— Ладненько… ступай тадыкась желвить, токась допрежь мене гутарь водно, — прокалякал Былята и нежданно смолк, словно вспужалси чавой-то, отрок взволнованно воззрилси на старшину воинов, и тот ащё крепче сжав его плечо, чуть слышно дохнул, — Вилы… Вилы чавось балякали… придуть вони к нам на помочь? И замер, не смеючи выпустить плечо мальчонки, словно у нем водном и была уся сила бероска… сила и опора народа Бога Вышни. Борилка меж тем ласковекнько провел по вобратной стороне пясти воина и просиявши скузал:
— Да. Вилы мене гутарили, чё придуть! Они бачили, абы мы вожидали их на поле брани, куды вони явятси у полыхающих златым сияниям сполохах! Былята облегчённо выдохнул обмерший у нём воздух, и сняв с плеча мальца руку, кивнул ему, позволяючи итить шамать, а кадыкась вон повертавшись легохонько поскакал к снеди, молвил ему у след:
— Знать тот кто вядёть нас у бой чист душой, смел и отважен! Наскоро пожвакав, и маненько перьдохнув отправились у обратный овринг во град Таранец. Борила восседающий на Раме и трепетно прижимающий ко собе, аки саму дорогу ношу кубыни с водицей, як не пыталси его темник рассеять беседой, сморенный тяготами перенесёнными ночью, уткнулси ему лбом у спину, да заснул. Вон даже не почуял как они добрались у сам град, и пробудилси токмо тады, внегда Рам востановилси осторонь лесенки вядущей ко Белым чертогам.

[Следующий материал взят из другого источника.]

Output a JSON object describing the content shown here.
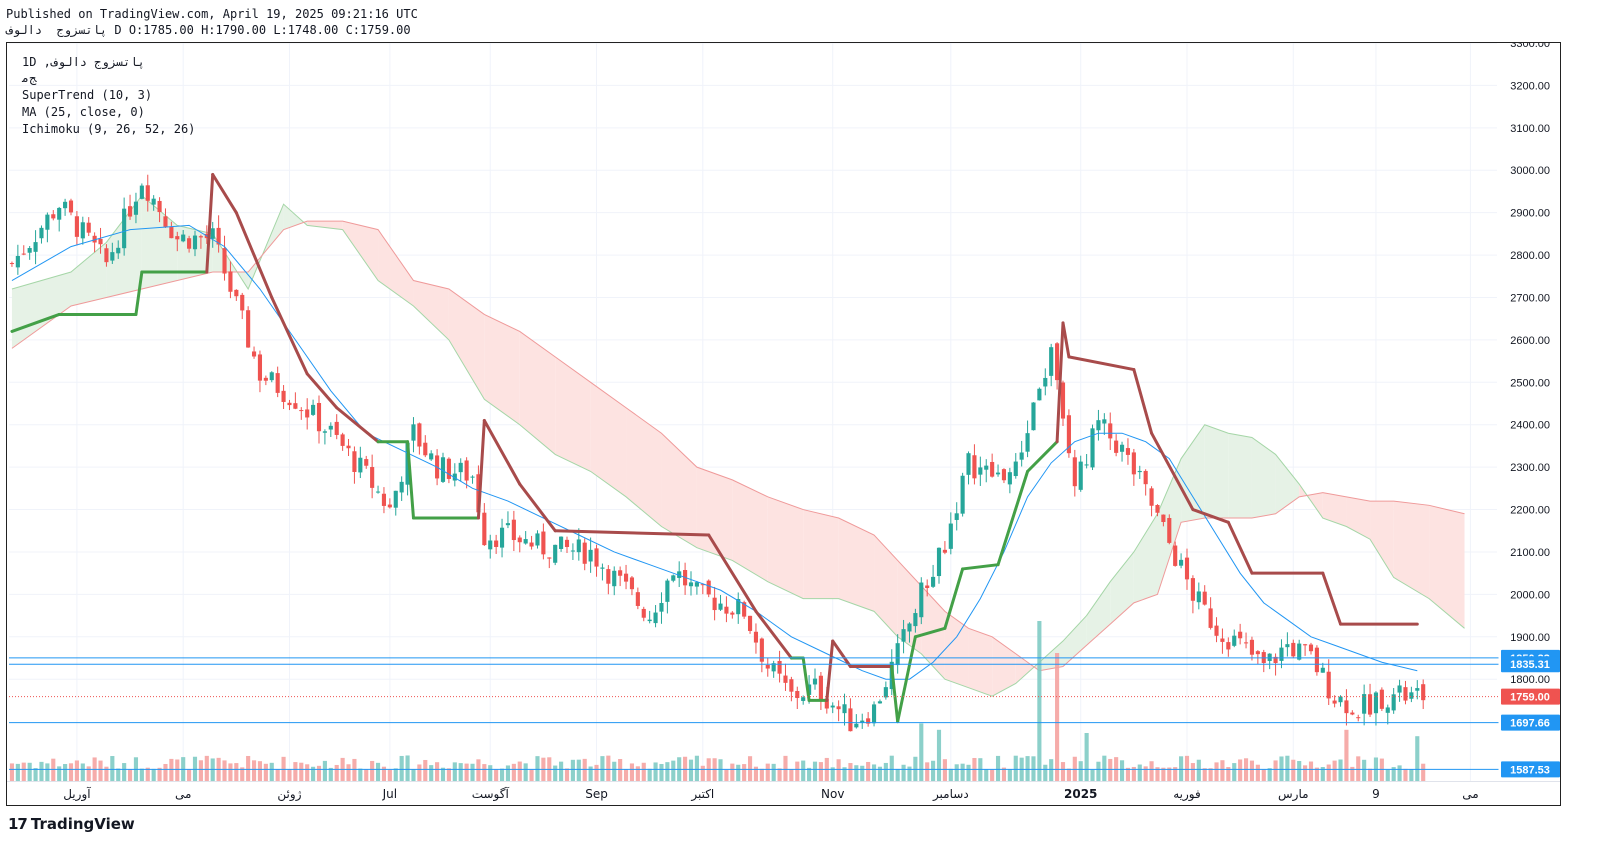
{
  "header": {
    "published": "Published on TradingView.com, April 19, 2025 09:21:16 UTC",
    "ohlc": "پاتسزوج  دالوف D O:1785.00 H:1790.00 L:1748.00 C:1759.00"
  },
  "legend": {
    "symbol": "1D ,پاتسزوج دالوف",
    "sub": "ﺞﻣ",
    "supertrend": "SuperTrend (10, 3)",
    "ma": "MA (25, close, 0)",
    "ichimoku": "Ichimoku (9, 26, 52, 26)"
  },
  "footer": {
    "brand": "TradingView",
    "logo_icon": "tv-logo-icon"
  },
  "colors": {
    "up": "#26a69a",
    "down": "#ef5350",
    "supertrend_up": "#43a047",
    "supertrend_down": "#a84b4b",
    "ma": "#2196f3",
    "cloud_bull": "#e6f2e6",
    "cloud_bear": "#fde3e1",
    "hline": "#2196f3",
    "last_price": "#ef5350"
  },
  "chart_data": {
    "type": "candlestick",
    "interval": "1D",
    "ylim": [
      1560,
      3300
    ],
    "y_ticks": [
      3300,
      3200,
      3100,
      3000,
      2900,
      2800,
      2700,
      2600,
      2500,
      2400,
      2300,
      2200,
      2100,
      2000,
      1900,
      1800
    ],
    "y_tick_labels": [
      "3300.00",
      "3200.00",
      "3100.00",
      "3000.00",
      "2900.00",
      "2800.00",
      "2700.00",
      "2600.00",
      "2500.00",
      "2400.00",
      "2300.00",
      "2200.00",
      "2100.00",
      "2000.00",
      "1900.00",
      "1800.00"
    ],
    "x_labels": [
      {
        "label": "آوریل",
        "t": 11
      },
      {
        "label": "می",
        "t": 29
      },
      {
        "label": "ژوئن",
        "t": 47
      },
      {
        "label": "Jul",
        "t": 64
      },
      {
        "label": "آگوست",
        "t": 81
      },
      {
        "label": "Sep",
        "t": 99
      },
      {
        "label": "اکتبر",
        "t": 117
      },
      {
        "label": "Nov",
        "t": 139
      },
      {
        "label": "دسامبر",
        "t": 159
      },
      {
        "label": "2025",
        "t": 181
      },
      {
        "label": "فوریه",
        "t": 199
      },
      {
        "label": "مارس",
        "t": 217
      },
      {
        "label": "9",
        "t": 231
      },
      {
        "label": "می",
        "t": 247
      }
    ],
    "anchors": [
      [
        0,
        2780
      ],
      [
        8,
        2920
      ],
      [
        16,
        2780
      ],
      [
        22,
        2980
      ],
      [
        28,
        2840
      ],
      [
        34,
        2840
      ],
      [
        38,
        2680
      ],
      [
        42,
        2520
      ],
      [
        48,
        2460
      ],
      [
        54,
        2380
      ],
      [
        60,
        2280
      ],
      [
        64,
        2200
      ],
      [
        68,
        2380
      ],
      [
        72,
        2300
      ],
      [
        78,
        2280
      ],
      [
        80,
        2140
      ],
      [
        84,
        2140
      ],
      [
        90,
        2110
      ],
      [
        98,
        2100
      ],
      [
        104,
        2010
      ],
      [
        108,
        1950
      ],
      [
        112,
        2060
      ],
      [
        116,
        2000
      ],
      [
        124,
        1960
      ],
      [
        128,
        1830
      ],
      [
        132,
        1760
      ],
      [
        136,
        1780
      ],
      [
        140,
        1730
      ],
      [
        142,
        1700
      ],
      [
        146,
        1730
      ],
      [
        150,
        1860
      ],
      [
        154,
        2000
      ],
      [
        158,
        2120
      ],
      [
        162,
        2310
      ],
      [
        166,
        2280
      ],
      [
        170,
        2290
      ],
      [
        174,
        2500
      ],
      [
        176,
        2560
      ],
      [
        178,
        2400
      ],
      [
        180,
        2260
      ],
      [
        184,
        2400
      ],
      [
        188,
        2340
      ],
      [
        192,
        2240
      ],
      [
        196,
        2120
      ],
      [
        200,
        2000
      ],
      [
        204,
        1920
      ],
      [
        208,
        1880
      ],
      [
        212,
        1830
      ],
      [
        216,
        1880
      ],
      [
        220,
        1850
      ],
      [
        224,
        1760
      ],
      [
        228,
        1730
      ],
      [
        232,
        1760
      ],
      [
        236,
        1759
      ]
    ],
    "supertrend": [
      [
        0,
        2620,
        "up"
      ],
      [
        8,
        2660,
        "up"
      ],
      [
        21,
        2660,
        "up"
      ],
      [
        22,
        2760,
        "up"
      ],
      [
        33,
        2760,
        "up"
      ],
      [
        34,
        2990,
        "down"
      ],
      [
        38,
        2900,
        "down"
      ],
      [
        44,
        2700,
        "down"
      ],
      [
        50,
        2520,
        "down"
      ],
      [
        55,
        2440,
        "down"
      ],
      [
        62,
        2360,
        "down"
      ],
      [
        67,
        2360,
        "up"
      ],
      [
        68,
        2180,
        "up"
      ],
      [
        79,
        2180,
        "up"
      ],
      [
        80,
        2410,
        "down"
      ],
      [
        86,
        2260,
        "down"
      ],
      [
        92,
        2150,
        "down"
      ],
      [
        118,
        2140,
        "down"
      ],
      [
        126,
        1960,
        "down"
      ],
      [
        132,
        1850,
        "down"
      ],
      [
        134,
        1850,
        "up"
      ],
      [
        135,
        1750,
        "up"
      ],
      [
        138,
        1750,
        "up"
      ],
      [
        139,
        1890,
        "down"
      ],
      [
        142,
        1830,
        "down"
      ],
      [
        149,
        1830,
        "down"
      ],
      [
        150,
        1700,
        "up"
      ],
      [
        153,
        1900,
        "up"
      ],
      [
        158,
        1920,
        "up"
      ],
      [
        161,
        2060,
        "up"
      ],
      [
        167,
        2070,
        "up"
      ],
      [
        172,
        2290,
        "up"
      ],
      [
        177,
        2360,
        "up"
      ],
      [
        178,
        2640,
        "down"
      ],
      [
        179,
        2560,
        "down"
      ],
      [
        190,
        2530,
        "down"
      ],
      [
        193,
        2380,
        "down"
      ],
      [
        200,
        2200,
        "down"
      ],
      [
        206,
        2170,
        "down"
      ],
      [
        210,
        2050,
        "down"
      ],
      [
        222,
        2050,
        "down"
      ],
      [
        225,
        1930,
        "down"
      ],
      [
        238,
        1930,
        "down"
      ]
    ],
    "ma25": [
      [
        0,
        2740
      ],
      [
        10,
        2820
      ],
      [
        20,
        2860
      ],
      [
        30,
        2870
      ],
      [
        36,
        2820
      ],
      [
        42,
        2720
      ],
      [
        48,
        2600
      ],
      [
        54,
        2480
      ],
      [
        60,
        2380
      ],
      [
        66,
        2340
      ],
      [
        72,
        2300
      ],
      [
        78,
        2250
      ],
      [
        84,
        2220
      ],
      [
        90,
        2180
      ],
      [
        96,
        2140
      ],
      [
        102,
        2100
      ],
      [
        108,
        2070
      ],
      [
        114,
        2040
      ],
      [
        120,
        2010
      ],
      [
        126,
        1960
      ],
      [
        132,
        1900
      ],
      [
        138,
        1860
      ],
      [
        144,
        1820
      ],
      [
        148,
        1800
      ],
      [
        152,
        1800
      ],
      [
        156,
        1840
      ],
      [
        160,
        1900
      ],
      [
        164,
        1990
      ],
      [
        168,
        2100
      ],
      [
        172,
        2230
      ],
      [
        176,
        2310
      ],
      [
        180,
        2360
      ],
      [
        184,
        2380
      ],
      [
        188,
        2380
      ],
      [
        192,
        2360
      ],
      [
        196,
        2320
      ],
      [
        200,
        2230
      ],
      [
        204,
        2140
      ],
      [
        208,
        2050
      ],
      [
        212,
        1980
      ],
      [
        216,
        1940
      ],
      [
        220,
        1900
      ],
      [
        224,
        1880
      ],
      [
        228,
        1860
      ],
      [
        232,
        1840
      ],
      [
        238,
        1820
      ]
    ],
    "cloud": [
      [
        0,
        2720,
        2580
      ],
      [
        10,
        2760,
        2680
      ],
      [
        16,
        2830,
        2700
      ],
      [
        22,
        2940,
        2720
      ],
      [
        28,
        2870,
        2740
      ],
      [
        34,
        2850,
        2760
      ],
      [
        40,
        2720,
        2760
      ],
      [
        46,
        2920,
        2860
      ],
      [
        50,
        2870,
        2880
      ],
      [
        56,
        2860,
        2880
      ],
      [
        62,
        2740,
        2860
      ],
      [
        68,
        2680,
        2740
      ],
      [
        74,
        2600,
        2720
      ],
      [
        80,
        2460,
        2660
      ],
      [
        86,
        2400,
        2620
      ],
      [
        92,
        2330,
        2560
      ],
      [
        98,
        2290,
        2500
      ],
      [
        104,
        2230,
        2440
      ],
      [
        110,
        2160,
        2380
      ],
      [
        116,
        2110,
        2300
      ],
      [
        122,
        2080,
        2270
      ],
      [
        128,
        2030,
        2230
      ],
      [
        134,
        1990,
        2200
      ],
      [
        140,
        1990,
        2180
      ],
      [
        146,
        1960,
        2140
      ],
      [
        150,
        1900,
        2080
      ],
      [
        154,
        1860,
        2020
      ],
      [
        158,
        1800,
        1960
      ],
      [
        162,
        1780,
        1920
      ],
      [
        166,
        1760,
        1900
      ],
      [
        170,
        1790,
        1860
      ],
      [
        174,
        1840,
        1820
      ],
      [
        178,
        1890,
        1830
      ],
      [
        182,
        1950,
        1880
      ],
      [
        186,
        2030,
        1930
      ],
      [
        190,
        2100,
        1980
      ],
      [
        194,
        2190,
        2000
      ],
      [
        198,
        2320,
        2170
      ],
      [
        202,
        2400,
        2180
      ],
      [
        206,
        2380,
        2180
      ],
      [
        210,
        2370,
        2180
      ],
      [
        214,
        2330,
        2190
      ],
      [
        218,
        2260,
        2230
      ],
      [
        222,
        2180,
        2240
      ],
      [
        226,
        2160,
        2230
      ],
      [
        230,
        2130,
        2220
      ],
      [
        234,
        2040,
        2220
      ],
      [
        240,
        1990,
        2210
      ],
      [
        246,
        1920,
        2190
      ]
    ],
    "volume_max": 5.0,
    "volume_spikes": [
      [
        174,
        5.0
      ],
      [
        177,
        4.0
      ],
      [
        182,
        1.5
      ],
      [
        154,
        1.8
      ],
      [
        157,
        1.6
      ],
      [
        226,
        1.6
      ],
      [
        238,
        1.4
      ]
    ],
    "hlines": [
      {
        "value": 1850.33,
        "label": "1850.33"
      },
      {
        "value": 1835.31,
        "label": "1835.31"
      },
      {
        "value": 1697.66,
        "label": "1697.66"
      },
      {
        "value": 1587.53,
        "label": "1587.53"
      }
    ],
    "last_price": {
      "value": 1759.0,
      "label": "1759.00"
    },
    "bars_visible": 240,
    "future_bars": 12
  }
}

На Бел Свете вже смеркалось, и спустившийся с полкана мальчик тяжелёхонько перьставля ноги добравшись до ложницы, пристроив кубыни на рундук, аль ларь по-полкански подле мяча, и наскоро раздевшись, впал на одер. И стоило лишь его вельми вуставшей головушке коснутьси мягонькой подухи аки вон мгновенно заснул.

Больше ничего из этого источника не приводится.